Many poems in Please are spoken by-or center on-"divas" like Diana Ross, Janis Joplin, Natalie Cole, to mention a few. My question is dual: First, what does the use of diva-driven dramatic monologue permit you in the book? And second, do you feel that diva-ness is crucial to your process of making poems?
JB: I'm intrigued that our work is so different in thousands of ways and yet so much alike in that one most important way: we are both fascinated by the limitless dangers caused by desire. That scene of a man taking gun in hand and going to retrieve his wayward beloved, your comment about "his failure to do anythi ng but lover her more ferociously" made me wonder for a moment whether you were referencing my book or yours.

From the beginning, lyrics to all of popular music often referred to a man or woman in love with one word: fool. I remember once asking my father why he and my mother didn't just call it quits. I was ten years old at the time, and he was crying in front of me, complaining that she shouldn't have made him cry in front of one of his children. He answered, "Because I love her," and then he slapped me across the face for having the gall to ask him something like that.

The funny thing about this story, James, is that if you were to ask my dad today why he slapped me that day years ago, he'd answer, "Because I love him." By the time I was ten, I was pretty certain that I'd never be a fool-so what if that meant never being in love. Today, I am still fascinated by fools and by love, the agent that makes them act so foolish. I don't know that I'll write without that in mind.

That said, I don't "fret" over the book being different from the first, but there are several words I refuse to use in poems written post-Please. The list is long. I kept coming back to certain words because I felt that doing so would help create a world with which readers become acquainted while reading the book. Part of that world includes figures to whom music fans have been widely attracted, but who often felt like outcasts in terms of their race or their hometowns or their families or the music industry itself.

While Please is a stage Cole, Joplin, and Ross share with Marvin Gaye, Donny Hathaway, and Luther Vandross, you are correct in noting that I have been obsessed with the woman singer, the diva, and the ways people in the United States from all walks of life have a history of rallying behind her, defending her, or tossing her aside for another with a broader range or a bigger butt. The diva is important to me as a black poet and to Please as a book because she allows me the opportunity to make lyric revelations about the often contradictory life of the minority artist and her relationship to consumers-an audience that may know nothing firsthand of the background that inspires that artist's material.

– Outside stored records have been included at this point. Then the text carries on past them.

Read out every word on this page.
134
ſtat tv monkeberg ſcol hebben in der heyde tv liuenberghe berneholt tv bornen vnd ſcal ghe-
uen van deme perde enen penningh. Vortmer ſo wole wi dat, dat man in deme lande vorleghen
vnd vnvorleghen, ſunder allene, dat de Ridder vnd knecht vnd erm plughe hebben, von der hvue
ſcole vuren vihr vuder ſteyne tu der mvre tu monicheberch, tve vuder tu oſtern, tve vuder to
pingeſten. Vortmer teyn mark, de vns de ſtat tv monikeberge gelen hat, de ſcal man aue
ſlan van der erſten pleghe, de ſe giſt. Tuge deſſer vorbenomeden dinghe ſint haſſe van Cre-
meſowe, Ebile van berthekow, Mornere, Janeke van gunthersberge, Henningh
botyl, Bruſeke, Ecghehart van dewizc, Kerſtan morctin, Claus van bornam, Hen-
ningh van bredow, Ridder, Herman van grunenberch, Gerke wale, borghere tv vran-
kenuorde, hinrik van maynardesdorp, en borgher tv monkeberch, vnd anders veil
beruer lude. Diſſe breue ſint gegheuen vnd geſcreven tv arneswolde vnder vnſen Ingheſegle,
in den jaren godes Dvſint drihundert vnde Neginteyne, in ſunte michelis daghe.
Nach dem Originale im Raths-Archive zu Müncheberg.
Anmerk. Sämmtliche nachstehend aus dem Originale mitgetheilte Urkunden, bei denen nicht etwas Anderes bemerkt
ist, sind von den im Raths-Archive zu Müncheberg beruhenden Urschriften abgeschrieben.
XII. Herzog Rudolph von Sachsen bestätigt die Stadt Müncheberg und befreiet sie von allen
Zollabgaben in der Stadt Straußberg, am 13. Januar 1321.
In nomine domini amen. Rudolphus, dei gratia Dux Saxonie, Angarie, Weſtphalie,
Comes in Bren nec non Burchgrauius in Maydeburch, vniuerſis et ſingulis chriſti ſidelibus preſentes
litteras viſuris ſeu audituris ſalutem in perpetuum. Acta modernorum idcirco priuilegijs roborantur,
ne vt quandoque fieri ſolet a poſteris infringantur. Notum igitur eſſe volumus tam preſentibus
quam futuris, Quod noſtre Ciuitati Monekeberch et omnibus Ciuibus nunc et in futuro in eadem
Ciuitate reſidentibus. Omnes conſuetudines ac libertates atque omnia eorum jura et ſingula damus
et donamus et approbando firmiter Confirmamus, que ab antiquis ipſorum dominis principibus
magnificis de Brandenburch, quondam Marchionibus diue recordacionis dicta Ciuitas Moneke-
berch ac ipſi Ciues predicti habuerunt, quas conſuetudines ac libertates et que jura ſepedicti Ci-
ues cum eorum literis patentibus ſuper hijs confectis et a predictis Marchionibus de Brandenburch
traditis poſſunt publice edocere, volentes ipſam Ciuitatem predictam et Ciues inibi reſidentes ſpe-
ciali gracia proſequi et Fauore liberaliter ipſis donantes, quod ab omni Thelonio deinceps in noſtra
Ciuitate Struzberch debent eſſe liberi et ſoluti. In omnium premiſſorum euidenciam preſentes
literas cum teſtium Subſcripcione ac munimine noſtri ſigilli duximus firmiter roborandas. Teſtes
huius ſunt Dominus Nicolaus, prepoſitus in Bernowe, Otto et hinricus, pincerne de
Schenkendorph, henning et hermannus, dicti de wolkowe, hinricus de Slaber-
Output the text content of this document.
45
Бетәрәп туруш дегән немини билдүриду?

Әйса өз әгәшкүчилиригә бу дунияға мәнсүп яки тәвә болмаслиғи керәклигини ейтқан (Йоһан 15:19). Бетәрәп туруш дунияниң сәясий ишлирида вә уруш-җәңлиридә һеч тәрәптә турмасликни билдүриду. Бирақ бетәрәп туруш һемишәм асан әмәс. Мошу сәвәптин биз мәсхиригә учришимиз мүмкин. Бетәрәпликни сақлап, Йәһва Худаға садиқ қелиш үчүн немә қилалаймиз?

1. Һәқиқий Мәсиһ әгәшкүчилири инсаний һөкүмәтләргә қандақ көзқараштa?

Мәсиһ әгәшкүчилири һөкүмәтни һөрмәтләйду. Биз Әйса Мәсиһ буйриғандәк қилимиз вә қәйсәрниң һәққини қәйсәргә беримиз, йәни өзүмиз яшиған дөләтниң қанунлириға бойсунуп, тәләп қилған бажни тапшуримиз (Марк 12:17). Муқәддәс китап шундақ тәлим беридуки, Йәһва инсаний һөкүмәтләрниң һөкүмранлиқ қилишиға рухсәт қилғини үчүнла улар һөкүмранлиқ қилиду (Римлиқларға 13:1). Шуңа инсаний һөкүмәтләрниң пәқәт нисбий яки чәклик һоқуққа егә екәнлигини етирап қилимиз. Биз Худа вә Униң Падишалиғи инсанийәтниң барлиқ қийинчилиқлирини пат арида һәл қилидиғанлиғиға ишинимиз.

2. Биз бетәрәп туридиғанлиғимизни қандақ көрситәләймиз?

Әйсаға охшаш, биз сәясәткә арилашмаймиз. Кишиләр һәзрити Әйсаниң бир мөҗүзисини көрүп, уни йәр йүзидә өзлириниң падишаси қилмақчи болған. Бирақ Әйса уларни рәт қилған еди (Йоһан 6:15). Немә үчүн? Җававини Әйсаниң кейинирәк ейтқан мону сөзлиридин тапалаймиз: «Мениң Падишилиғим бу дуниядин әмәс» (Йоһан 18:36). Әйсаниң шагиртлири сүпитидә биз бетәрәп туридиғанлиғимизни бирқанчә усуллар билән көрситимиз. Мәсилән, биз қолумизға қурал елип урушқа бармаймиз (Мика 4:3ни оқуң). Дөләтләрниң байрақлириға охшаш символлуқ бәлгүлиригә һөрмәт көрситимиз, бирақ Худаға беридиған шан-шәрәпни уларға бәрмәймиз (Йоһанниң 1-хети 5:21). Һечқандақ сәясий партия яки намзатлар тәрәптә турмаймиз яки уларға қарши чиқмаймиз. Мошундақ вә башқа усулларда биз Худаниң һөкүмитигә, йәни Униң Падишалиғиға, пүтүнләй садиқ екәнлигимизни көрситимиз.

Divas are also quite unapologetically talented...and, yes, beautiful. They mean for their very presence to make people cry, just as the poet must mean for his or her poems to make readers fully feel an emotion. I've always believed that this is why gay folks love divas so much. Divas are only completely themselves on stage. Gay people all over the world, no matter how "out" they are, never get to publicly experience this. We see or hear the diva, and...let's just say: we don't hate; we appreciate.

That's something of the land of Please. Now, though, I want to make a new world. I've been shifting my lexicon and writing poems about and in the voices of Max Robinson and Jessica Savitch as well as poems based on scriptures from the Bible. The manuscript is tentatively titled The New Testament. Still, I understand that this time in my life is the Wood Between the Worlds; we shall see if I make it to Narnia.